RPF's Data Protection Policy
DATA PROTECTION POLICY
General Data Protection Regulations 2018
The General Data Protection Regulations (GDPR) are in effect from 25 May 2018. Raeburn Place Foundation (RPF) works to these regulations as a matter of course. The regulations protect a data subject (any individual on whom data is held) from unlawful processing of data, and gives right of access to that data.
GDPR has replaced the Data Protection Act 1998.
Under the new regulations, essentially all aspects of handling data qualify as processing. Any data user involved, for example, in the collection, storage, retrieval, alteration, destruction or erasure of data will need to work within the requirements of the GDPR. In addition, the definition of data is no longer restricted to automatically processed information but also includes manual records.
GDPR ensures that data is collected and handled with the express permission of individuals. It ensures that data is kept on file only for the purposes it has expressly been granted for and that once that purpose, or purposes, has ended, the data will be destroyed. In addition, it ensures that data will be kept confidential and stored appropriately and safely.
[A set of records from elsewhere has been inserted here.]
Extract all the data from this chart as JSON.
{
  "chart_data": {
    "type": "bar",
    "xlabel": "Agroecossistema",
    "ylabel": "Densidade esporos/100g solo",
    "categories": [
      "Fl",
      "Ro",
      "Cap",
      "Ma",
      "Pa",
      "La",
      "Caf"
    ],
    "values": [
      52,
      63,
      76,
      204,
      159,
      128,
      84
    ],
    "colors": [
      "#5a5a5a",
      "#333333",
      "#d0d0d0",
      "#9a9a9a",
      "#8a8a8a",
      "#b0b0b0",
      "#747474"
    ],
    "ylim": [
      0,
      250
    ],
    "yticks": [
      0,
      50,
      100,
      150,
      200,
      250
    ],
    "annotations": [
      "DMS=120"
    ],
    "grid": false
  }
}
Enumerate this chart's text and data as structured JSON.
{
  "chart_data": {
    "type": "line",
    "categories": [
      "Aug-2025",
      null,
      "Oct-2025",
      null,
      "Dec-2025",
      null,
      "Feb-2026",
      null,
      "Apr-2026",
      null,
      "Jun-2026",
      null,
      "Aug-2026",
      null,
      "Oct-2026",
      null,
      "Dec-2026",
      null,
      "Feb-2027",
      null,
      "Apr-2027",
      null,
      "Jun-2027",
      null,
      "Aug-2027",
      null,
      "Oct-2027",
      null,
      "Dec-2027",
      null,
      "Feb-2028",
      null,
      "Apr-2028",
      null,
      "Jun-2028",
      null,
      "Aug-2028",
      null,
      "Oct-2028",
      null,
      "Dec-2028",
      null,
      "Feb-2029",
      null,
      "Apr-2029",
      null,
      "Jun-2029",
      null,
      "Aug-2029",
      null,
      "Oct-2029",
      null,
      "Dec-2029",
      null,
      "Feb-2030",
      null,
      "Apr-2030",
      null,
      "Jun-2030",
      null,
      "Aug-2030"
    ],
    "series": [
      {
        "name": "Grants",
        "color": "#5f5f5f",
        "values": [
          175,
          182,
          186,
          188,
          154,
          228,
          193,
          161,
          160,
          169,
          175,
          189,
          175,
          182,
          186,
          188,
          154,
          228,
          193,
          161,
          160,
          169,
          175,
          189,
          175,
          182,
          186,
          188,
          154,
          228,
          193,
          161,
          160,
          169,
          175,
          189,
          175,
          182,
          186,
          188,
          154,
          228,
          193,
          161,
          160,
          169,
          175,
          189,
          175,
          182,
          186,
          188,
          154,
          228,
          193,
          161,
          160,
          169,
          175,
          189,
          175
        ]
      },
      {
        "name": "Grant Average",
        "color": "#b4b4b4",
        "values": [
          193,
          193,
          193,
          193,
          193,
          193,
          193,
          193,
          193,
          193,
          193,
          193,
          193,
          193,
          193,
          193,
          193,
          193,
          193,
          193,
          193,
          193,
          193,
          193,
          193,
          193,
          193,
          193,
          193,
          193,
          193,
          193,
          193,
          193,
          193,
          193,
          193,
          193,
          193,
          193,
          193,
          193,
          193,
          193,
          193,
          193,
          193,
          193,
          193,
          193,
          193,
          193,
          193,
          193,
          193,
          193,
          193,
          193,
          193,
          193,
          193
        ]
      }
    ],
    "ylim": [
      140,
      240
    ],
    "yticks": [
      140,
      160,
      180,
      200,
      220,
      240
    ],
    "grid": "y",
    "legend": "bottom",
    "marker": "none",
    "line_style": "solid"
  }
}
Finally, it ensures that individuals are able to gain access to their data and ask for it to be destroyed.
Raeburn Place Foundation Policy
RPF takes its management of personal data seriously. We hold data on individuals and organisations for the express purpose of fulfilling our charitable objectives, which are the advancement of public participation in sport and the advancement of heritage.
RPF recognises the public’s expectation that their personal information will be handled in accordance with the law.
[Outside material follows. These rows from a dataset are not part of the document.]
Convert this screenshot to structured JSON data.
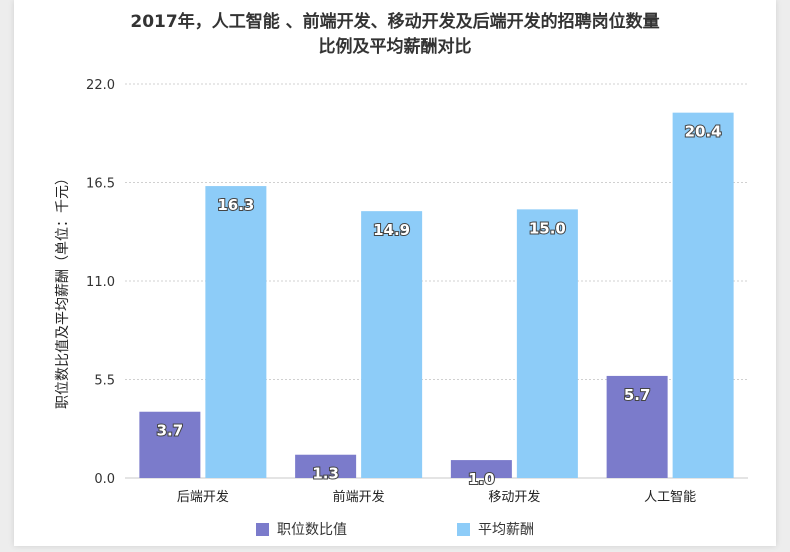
{
  "chart_data": {
    "type": "bar",
    "title_line1": "2017年，人工智能 、前端开发、移动开发及后端开发的招聘岗位数量",
    "title_line2": "比例及平均薪酬对比",
    "xlabel": "",
    "ylabel": "职位数比值及平均薪酬（单位：千元）",
    "categories": [
      "后端开发",
      "前端开发",
      "移动开发",
      "人工智能"
    ],
    "series": [
      {
        "name": "职位数比值",
        "color": "#7b7bcb",
        "values": [
          3.7,
          1.3,
          1.0,
          5.7
        ]
      },
      {
        "name": "平均薪酬",
        "color": "#8dccf8",
        "values": [
          16.3,
          14.9,
          15.0,
          20.4
        ]
      }
    ],
    "yticks": [
      "0.0",
      "5.5",
      "11.0",
      "16.5",
      "22.0"
    ],
    "ylim": [
      0,
      22
    ],
    "grid": true,
    "legend_position": "bottom"
  }
}
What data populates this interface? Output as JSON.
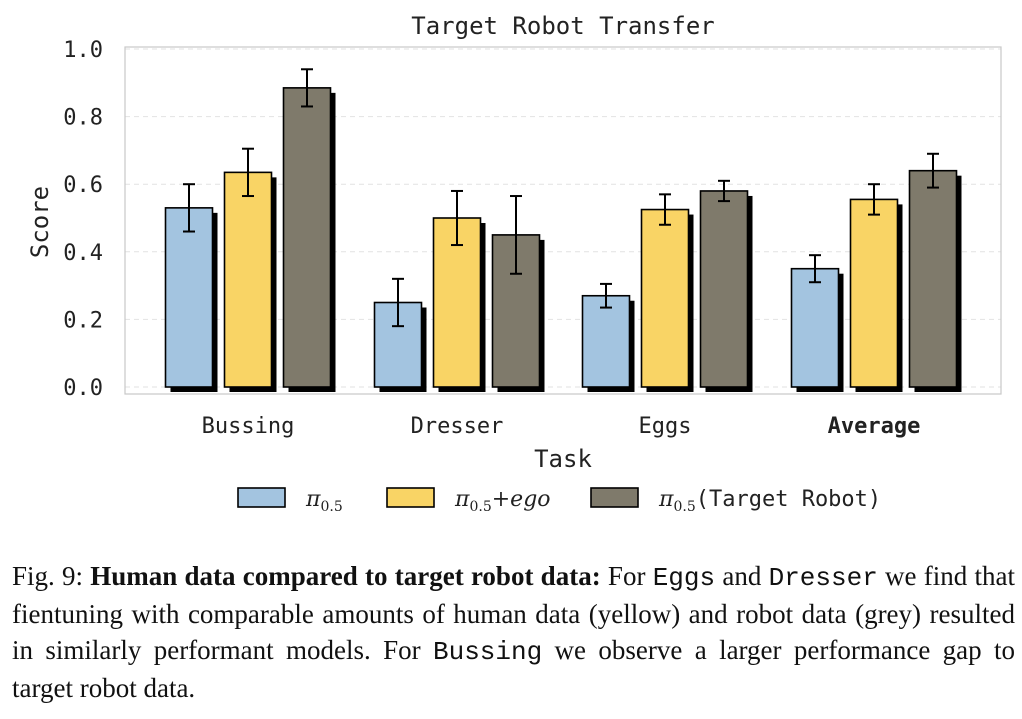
{
  "chart_data": {
    "type": "bar",
    "title": "Target Robot Transfer",
    "xlabel": "Task",
    "ylabel": "Score",
    "ylim": [
      0,
      1.0
    ],
    "yticks": [
      "0.0",
      "0.2",
      "0.4",
      "0.6",
      "0.8",
      "1.0"
    ],
    "grid": true,
    "legend_position": "bottom",
    "categories": [
      "Bussing",
      "Dresser",
      "Eggs",
      "Average"
    ],
    "bold_categories": [
      "Average"
    ],
    "series": [
      {
        "name": "π0.5",
        "legend_main": "π",
        "legend_sub": "0.5",
        "legend_suffix": "",
        "color": "#a3c4e0",
        "values": [
          0.53,
          0.25,
          0.27,
          0.35
        ],
        "err": [
          0.07,
          0.07,
          0.035,
          0.04
        ]
      },
      {
        "name": "π0.5+ego",
        "legend_main": "π",
        "legend_sub": "0.5",
        "legend_suffix": "+ego",
        "color": "#f9d465",
        "values": [
          0.635,
          0.5,
          0.525,
          0.555
        ],
        "err": [
          0.07,
          0.08,
          0.045,
          0.045
        ]
      },
      {
        "name": "π0.5(Target Robot)",
        "legend_main": "π",
        "legend_sub": "0.5",
        "legend_suffix": "(Target Robot)",
        "color": "#7f7a6b",
        "values": [
          0.885,
          0.45,
          0.58,
          0.64
        ],
        "err": [
          0.055,
          0.115,
          0.03,
          0.05
        ]
      }
    ]
  },
  "caption": {
    "prefix": "Fig. 9: ",
    "bold": "Human data compared to target robot data:",
    "t1": " For ",
    "code1": "Eggs",
    "t2": " and ",
    "code2": "Dresser",
    "t3": " we find that fientuning with comparable amounts of human data (yellow) and robot data (grey) resulted in similarly performant models. For ",
    "code3": "Bussing",
    "t4": " we observe a larger performance gap to target robot data."
  }
}
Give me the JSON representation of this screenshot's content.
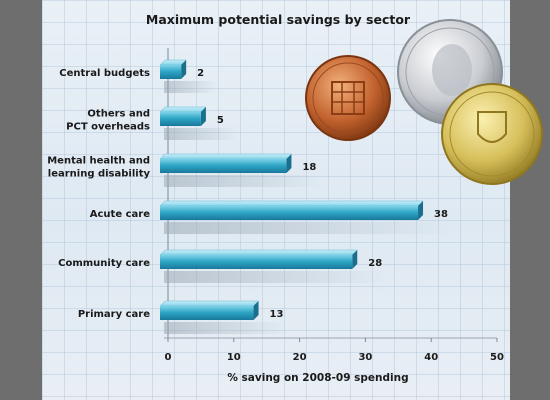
{
  "chart_data": {
    "type": "bar",
    "orientation": "horizontal",
    "title": "Maximum potential savings by sector",
    "xlabel": "% saving on 2008-09 spending",
    "ylabel": "",
    "categories": [
      [
        "Central budgets"
      ],
      [
        "Others and",
        "PCT overheads"
      ],
      [
        "Mental health and",
        "learning disability"
      ],
      [
        "Acute care"
      ],
      [
        "Community care"
      ],
      [
        "Primary care"
      ]
    ],
    "values": [
      2,
      5,
      18,
      38,
      28,
      13
    ],
    "value_labels": [
      "2",
      "5",
      "18",
      "38",
      "28",
      "13"
    ],
    "xlim": [
      0,
      50
    ],
    "xticks": [
      "0",
      "10",
      "20",
      "30",
      "40",
      "50"
    ],
    "bar_color": "#2aa3c4",
    "grid": true,
    "legend": "none"
  },
  "decorations": [
    "coin-penny-icon",
    "coin-ten-pence-icon",
    "coin-pound-icon"
  ]
}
RPF regards the lawful and correct treatment of personal information as important to successful operations and to maintaining the confidence of those people we deal with.
RPF fully endorses and will adhere to the eight principles of the GDPR.
- Only collect, store and use data about individuals whose interests we believe align with our charitable objectives. Such data will only be collected for valid purposes that will be clearly explained to the individual concerned. Such purposes generally include research and communication, but may also include compliance with any legal requirements.
- Ensure we are explicit in telling individuals what their data will be used for and, once that purpose has lapsed, destroying that data.
- Ensure that individuals are able to see what data is held about them, request amendments to their data records and, if required, ask for their data to be destroyed, as long as the latter does not impact on RPF’s ability to comply with its legal requirements. Requests should be made by emailing firstname.lastname@example.org or writing to RPF, c/o Henderson Loggie, 11-15 Thistle Street, Edinburgh, EH2 1DF, and RPF will respond within no more than one calendar month.
- Not share data with third parties, other than specified above (for database storage) or as required by law.
Your right not to hear from us
If you receive our e-bulletins, you can stop receipt of these at any time by using the ‘unsubscribe’ button that is included at the bottom of every communication we send out in bulletin format.
If you would prefer not to hear from us by any method, please email email@example.com, or write to RPF, c/o Henderson Loggie, 11-15 Thistle Street, Edinburgh, EH2 1DF, and request that we no longer contact you. Your wishes will be implemented immediately.
This policy may be updated from time to time, as required to comply with any changes in data protection legislation. Such changes will be announced through our website and our social media channels.